Lo había descubierto. ¡Virgen santa, menudo papelón! Montalbano cerró los ojos, confiando en volverse invisible. La oyó troncharse de risa, seguramente echando la cabeza atrás tal como había hecho en la comisaría. El corazón empezó a palpitarle cada vez más rápido. Bueno pues, ¿por qué ahora no le daba un buen infarto? Habría sido la solución ideal. Después notó, más fuerte que el olor de la paja abrasada, más fuerte que la brisa del mar, el aroma arrebatador de la piel de Adriana. Se había duchado. Ya debía de encontrarse a pocos centímetros de él.

– Si alargas la mano, te doy la ropa -dijo Adriana.

Montalbano obedeció.

– Ahora me pongo de espaldas; quédate tranquilo -añadió.
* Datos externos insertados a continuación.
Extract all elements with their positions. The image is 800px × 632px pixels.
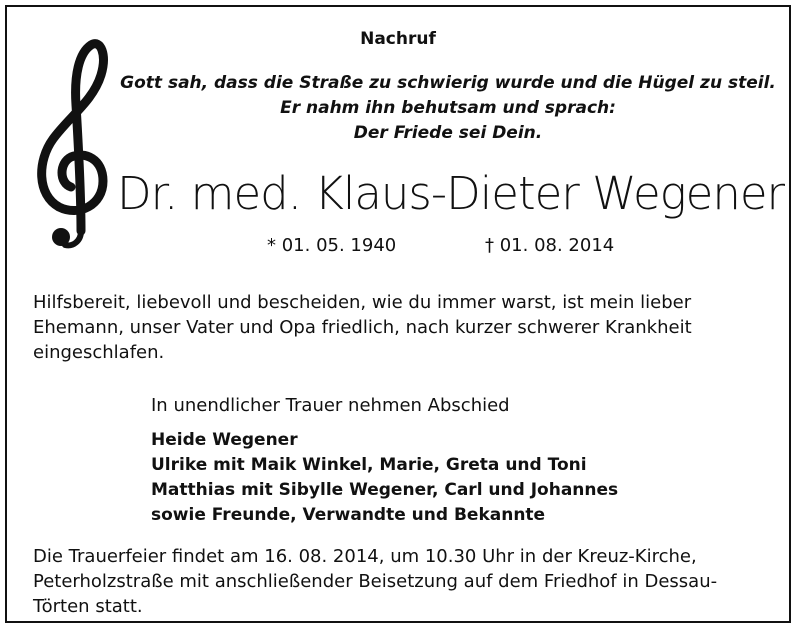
notice-heading: Nachruf (360, 29, 436, 49)
farewell-intro: In unendlicher Trauer nehmen Abschied (151, 395, 510, 416)
obituary-message (33, 290, 767, 365)
death-date: † 01. 08. 2014 (485, 235, 615, 256)
quote-line: Gott sah, dass die Straße zu schwierig wurde und die Hügel zu steil. (120, 73, 776, 93)
deceased-name: Dr. med. Klaus-Dieter Wegener (117, 167, 785, 220)
quote-line: Er nahm ihn behutsam und sprach: (280, 98, 616, 118)
list-item: sowie Freunde, Verwandte und Bekannte (151, 505, 546, 525)
message-line: Ehemann, unser Vater und Opa friedlich, nach kurzer schwerer Krankheit (33, 317, 692, 338)
list-item: Matthias mit Sibylle Wegener, Carl und Johannes (151, 480, 619, 500)
list-item: Ulrike mit Maik Winkel, Marie, Greta und Toni (151, 455, 587, 475)
list-item: Heide Wegener (151, 430, 298, 450)
funeral-line: Peterholzstraße mit anschließender Beisetzung auf dem Friedhof in Dessau- (33, 571, 718, 592)
memorial-quote (107, 71, 789, 146)
quote-line: Der Friede sei Dein. (353, 123, 543, 143)
funeral-details (33, 544, 767, 619)
mourners-list (151, 428, 618, 528)
message-line: eingeschlafen. (33, 342, 165, 363)
funeral-line: Törten statt. (33, 596, 143, 617)
obituary-notice (5, 5, 791, 623)
birth-date: * 01. 05. 1940 (267, 235, 397, 256)
message-line: Hilfsbereit, liebevoll und bescheiden, wie du immer warst, ist mein lieber (33, 292, 692, 313)
funeral-line: Die Trauerfeier findet am 16. 08. 2014, um 10.30 Uhr in der Kreuz-Kirche, (33, 546, 697, 567)
treble-clef-icon (29, 35, 119, 250)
Sólo que su risa siguió humillándolo mientras él, muerto de vergüenza, se vestía de nuevo.

* * *

– Se me ha hecho tarde -dijo Adriana cuando estaban a punto de subir al coche-. ¿Me dejas conducir?

La joven había comprendido que, en cuestión de pisar el acelerador, Montalbano no daba la talla.
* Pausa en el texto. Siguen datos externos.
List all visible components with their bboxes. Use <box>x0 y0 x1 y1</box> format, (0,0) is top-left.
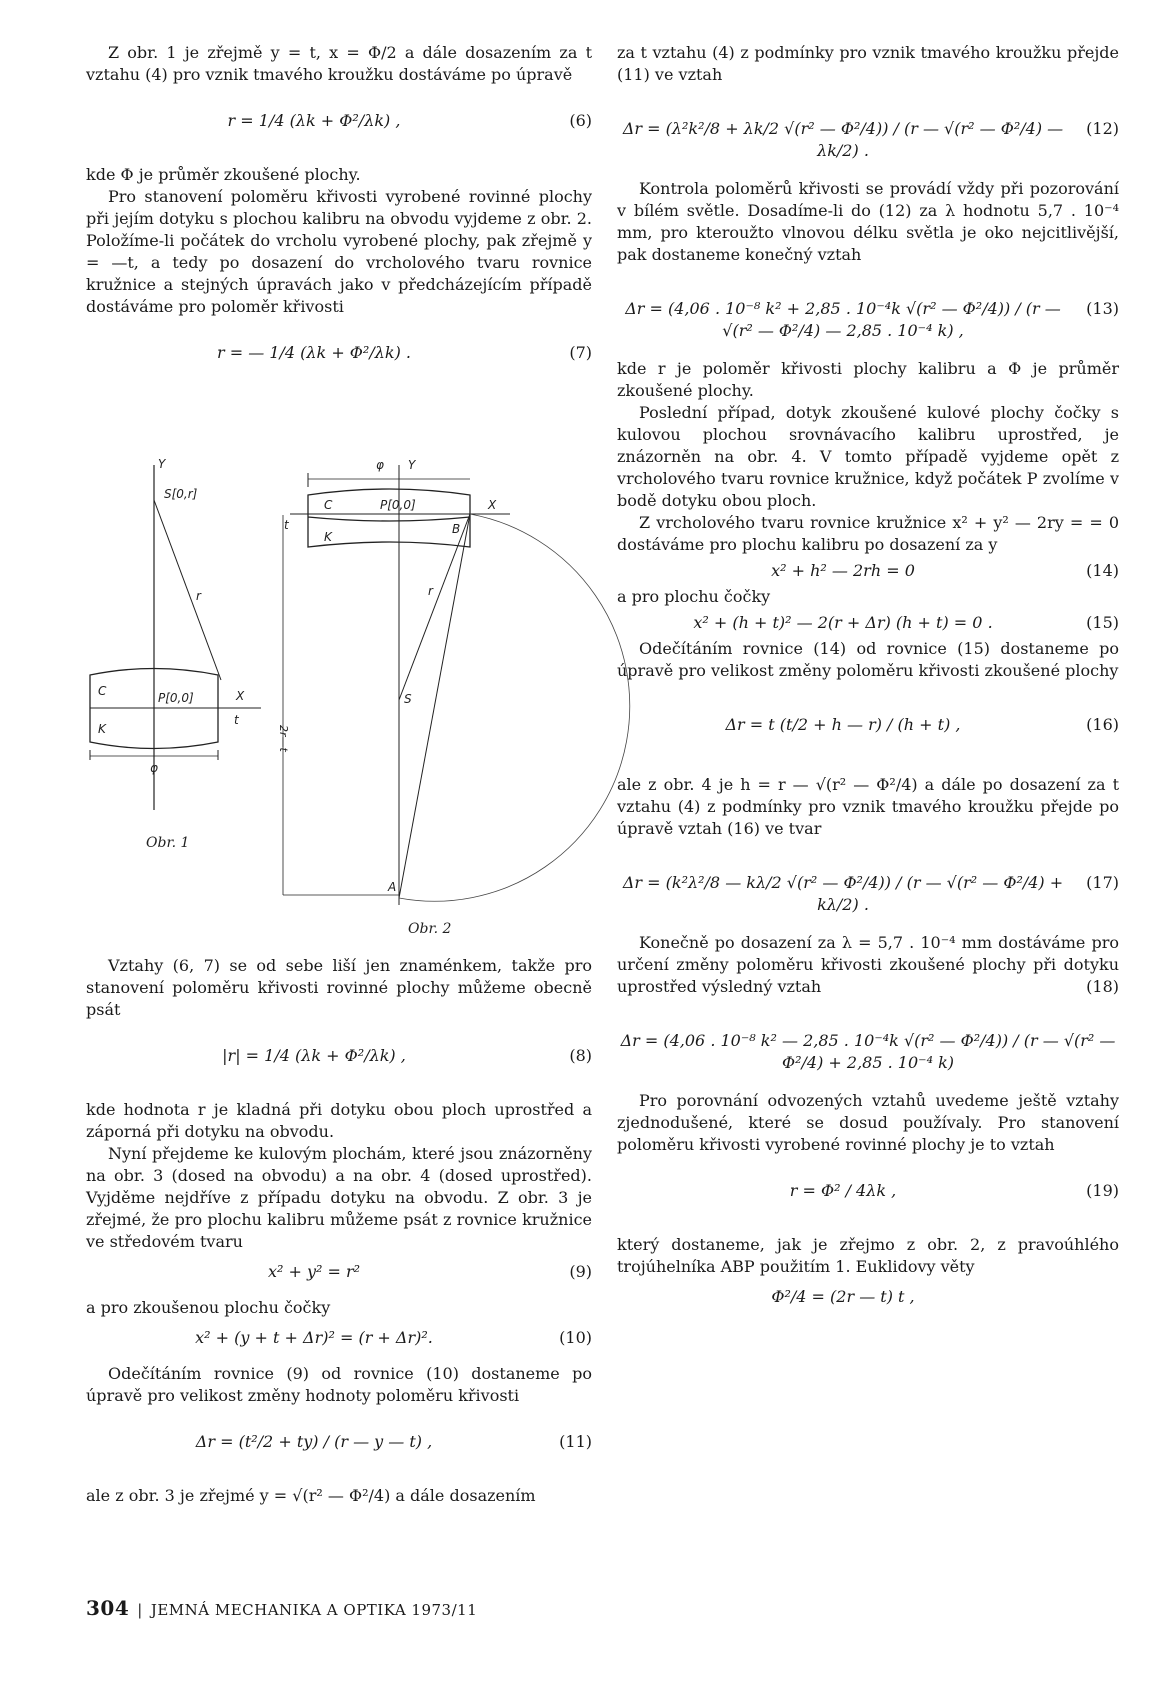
center-label: S[0,r] <box>164 487 198 501</box>
paragraph: Poslední případ, dotyk zkoušené kulové plochy čočky s kulovou plochou srovnávacího kalibru uprostřed, je znázorněn na obr. 4. V tomto případě vyjdeme opět z vrcholového tvaru rovnice kružnice, když počátek P zvolíme v bodě dotyku obou ploch. <box>617 403 1119 510</box>
equation-number: (14) <box>1086 561 1119 580</box>
center-label: S <box>404 692 412 706</box>
paragraph: kde Φ je průměr zkoušené plochy. <box>86 165 361 184</box>
b-label: B <box>452 522 461 536</box>
paragraph: kde hodnota r je kladná při dotyku obou ploch uprostřed a záporná při dotyku na obvodu. <box>86 1100 592 1141</box>
equation-number: (10) <box>559 1328 592 1347</box>
equation-formula: x² + y² = r² <box>267 1262 361 1281</box>
equation-number: (9) <box>569 1262 592 1281</box>
paragraph: ale z obr. 3 je zřejmé y = √(r² — Φ²/4) a dále dosazením <box>86 1486 536 1505</box>
figure-2 <box>277 455 580 945</box>
c-label: C <box>98 684 107 698</box>
radius-label: r <box>428 584 433 598</box>
equation-number: (16) <box>1086 715 1119 734</box>
y-axis-label: Y <box>408 458 416 472</box>
paragraph: Z vrcholového tvaru rovnice kružnice x² + y² — 2ry = = 0 dostáváme pro plochu kalibru po dosazení za y <box>617 513 1119 554</box>
equation-number: (15) <box>1086 613 1119 632</box>
t-label: t <box>284 518 289 532</box>
equation-13 <box>617 266 1119 358</box>
equation-number: (12) <box>1086 119 1119 138</box>
paragraph: Pro stanovení poloměru křivosti vyrobené rovinné plochy při jejím dotyku s plochou kalibru na obvodu vyjdeme z obr. 2. Položíme-li počátek do vrcholu vyrobené plochy, pak zřejmě y = —t, a tedy po dosazení do vrcholového tvaru rovnice kružnice a stejných úpravách jako v předcházejícím případě dostáváme pro poloměr křivosti <box>86 187 592 316</box>
equation-formula: Δr = (k²λ²/8 — kλ/2 √(r² — Φ²/4)) / (r — √(r² — Φ²/4) + kλ/2) . <box>622 873 1064 914</box>
equation-18 <box>617 998 1119 1090</box>
paragraph: za t vztahu (4) z podmínky pro vznik tmavého kroužku přejde (11) ve vztah <box>617 43 1119 84</box>
paragraph: kde r je poloměr křivosti plochy kalibru a Φ je průměr zkoušené plochy. <box>617 359 1119 400</box>
equation-number: (7) <box>569 343 592 362</box>
paragraph-text: Konečně po dosazení za λ = 5,7 . 10⁻⁴ mm dostáváme pro určení změny poloměru křivosti zkoušené plochy při dotyku uprostřed výsledný vztah <box>617 933 1119 996</box>
paragraph: Vztahy (6, 7) se od sebe liší jen znaménkem, takže pro stanovení poloměru křivosti rovinné plochy můžeme obecně psát <box>86 956 592 1019</box>
paragraph: a pro plochu čočky <box>617 587 771 606</box>
journal-name: JEMNÁ MECHANIKA A OPTIKA 1973/11 <box>150 1601 478 1619</box>
phi-label: φ <box>376 458 384 472</box>
radius-label: r <box>196 589 201 603</box>
page-footer <box>86 1597 477 1621</box>
equation-16 <box>617 682 1119 774</box>
equation-number: (8) <box>569 1046 592 1065</box>
equation-17 <box>617 840 1119 932</box>
equation-9 <box>86 1253 592 1297</box>
equation-15 <box>617 608 1119 638</box>
equation-number: (11) <box>559 1432 592 1451</box>
paragraph: Nyní přejdeme ke kulovým plochám, které jsou znázorněny na obr. 3 (dosed na obvodu) a na obr. 4 (dosed uprostřed). Vyjděme nejdříve z případu dotyku na obvodu. Z obr. 3 je zřejmé, že pro plochu kalibru můžeme psát z rovnice kružnice ve středovém tvaru <box>86 1144 592 1251</box>
t-label: t <box>234 713 239 727</box>
y-axis-label: Y <box>158 457 166 471</box>
equation-8 <box>86 1021 592 1099</box>
equation-number: (6) <box>569 111 592 130</box>
equation-12 <box>617 86 1119 178</box>
paragraph: a pro zkoušenou plochu čočky <box>86 1298 331 1317</box>
c-label: C <box>324 498 333 512</box>
equation-10 <box>86 1319 592 1363</box>
figure-caption: Obr. 1 <box>146 835 190 851</box>
two-r-minus-t-label: 2r—t <box>277 725 290 752</box>
equation-formula: r = — 1/4 (λk + Φ²/λk) . <box>217 343 411 362</box>
figure-caption: Obr. 2 <box>408 921 452 937</box>
paragraph: Odečítáním rovnice (9) od rovnice (10) dostaneme po úpravě pro velikost změny hodnoty poloměru křivosti <box>86 1364 592 1405</box>
k-label: K <box>98 722 106 736</box>
right-column <box>617 42 1119 1322</box>
paragraph: Odečítáním rovnice (14) od rovnice (15) dostaneme po úpravě pro velikost změny poloměru křivosti zkoušené plochy <box>617 639 1119 680</box>
radius-line <box>154 500 221 680</box>
paragraph: Kontrola poloměrů křivosti se provádí vždy při pozorování v bílém světle. Dosadíme-li do (12) za λ hodnotu 5,7 . 10⁻⁴ mm, pro kteroužto vlnovou délku světla je oko nejcitlivější, pak dostaneme konečný vztah <box>617 179 1119 264</box>
equation-formula: Δr = (t²/2 + ty) / (r — y — t) , <box>195 1432 433 1451</box>
equation-number: (19) <box>1086 1181 1119 1200</box>
origin-label: P[0,0] <box>380 498 416 512</box>
equation-formula: Δr = (4,06 . 10⁻⁸ k² + 2,85 . 10⁻⁴k √(r² — Φ²/4)) / (r — √(r² — Φ²/4) — 2,85 . 10⁻⁴ k) , <box>625 299 1061 340</box>
page-number: 304 <box>86 1596 130 1620</box>
left-column-lower <box>86 955 592 1507</box>
equation-formula: r = Φ² / 4λk , <box>789 1181 897 1200</box>
paragraph: Z obr. 1 je zřejmě y = t, x = Φ/2 a dále dosazením za t vztahu (4) pro vznik tmavého kroužku dostáváme po úpravě <box>86 43 592 84</box>
equation-formula: |r| = 1/4 (λk + Φ²/λk) , <box>222 1046 406 1065</box>
equation-14 <box>617 556 1119 586</box>
paragraph: Pro porovnání odvozených vztahů uvedeme ještě vztahy zjednodušené, které se dosud používaly. Pro stanovení poloměru křivosti vyrobené rovinné plochy je to vztah <box>617 1091 1119 1154</box>
equation-formula: x² + h² — 2rh = 0 <box>771 561 915 580</box>
equation-number: (13) <box>1086 299 1119 318</box>
equation-formula: r = 1/4 (λk + Φ²/λk) , <box>227 111 401 130</box>
origin-label: P[0,0] <box>158 691 194 705</box>
equation-20 <box>617 1278 1119 1322</box>
equation-formula: Φ²/4 = (2r — t) t , <box>771 1287 915 1306</box>
x-axis-label: X <box>488 498 497 512</box>
equation-formula: Δr = t (t/2 + h — r) / (h + t) , <box>725 715 961 734</box>
circle-arc <box>399 514 630 901</box>
left-column <box>86 42 592 396</box>
footer-separator: | <box>137 1601 143 1619</box>
x-axis-label: X <box>236 689 245 703</box>
chord-ab <box>399 514 470 898</box>
paragraph: ale z obr. 4 je h = r — √(r² — Φ²/4) a dále po dosazení za t vztahu (4) z podmínky pro vznik tmavého kroužku přejde po úpravě vztah (16) ve tvar <box>617 775 1119 838</box>
a-label: A <box>388 880 397 894</box>
paragraph: který dostaneme, jak je zřejmo z obr. 2, z pravoúhlého trojúhelníka ABP použitím 1. Euklidovy věty <box>617 1235 1119 1276</box>
phi-label: φ <box>150 761 158 775</box>
paragraph <box>617 932 1119 998</box>
equation-number: (18) <box>1086 977 1119 996</box>
equation-formula: x² + (h + t)² — 2(r + Δr) (h + t) = 0 . <box>693 613 993 632</box>
equation-formula: Δr = (λ²k²/8 + λk/2 √(r² — Φ²/4)) / (r — √(r² — Φ²/4) — λk/2) . <box>622 119 1064 160</box>
equation-number: (17) <box>1086 873 1119 892</box>
equation-formula: Δr = (4,06 . 10⁻⁸ k² — 2,85 . 10⁻⁴k √(r² — Φ²/4)) / (r — √(r² — Φ²/4) + 2,85 . 10⁻⁴ k) <box>620 1031 1116 1072</box>
equation-formula: x² + (y + t + Δr)² = (r + Δr)². <box>195 1328 433 1347</box>
equation-11 <box>86 1407 592 1485</box>
figure-1 <box>86 450 271 860</box>
k-label: K <box>324 530 332 544</box>
equation-7 <box>86 318 592 396</box>
equation-19 <box>617 1156 1119 1234</box>
equation-6 <box>86 86 592 164</box>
Durante todo el trayecto, muy corto puesto que en un santiamén llegaron a la explanada que había delante de la trattoria, ella mantuvo la mano derecha apoyada en su rodilla, conduciendo sólo con la izquierda. ¿Fue a causa de esa manera de conducir o bien a causa del bochorno por lo que el comisario acabó empapado de sudor?

– ¿Estás casado?

– No.

– ¿Tienes novia?

– Sí, pero no vive en Vigàta. -Pero ¿por qué se lo decía?

– ¿Cómo se llama?

– Livia.

– ¿Dónde vives?

– En Marinella.

– Dame el teléfono de tu casa.

Montalbano se lo dijo y ella lo repitió.

– Memorizado.

Habían llegado. El comisario abrió la puerta. Se quedaron mirándose a los ojos un momento. Adriana se inclinó y lo besó muy suavemente.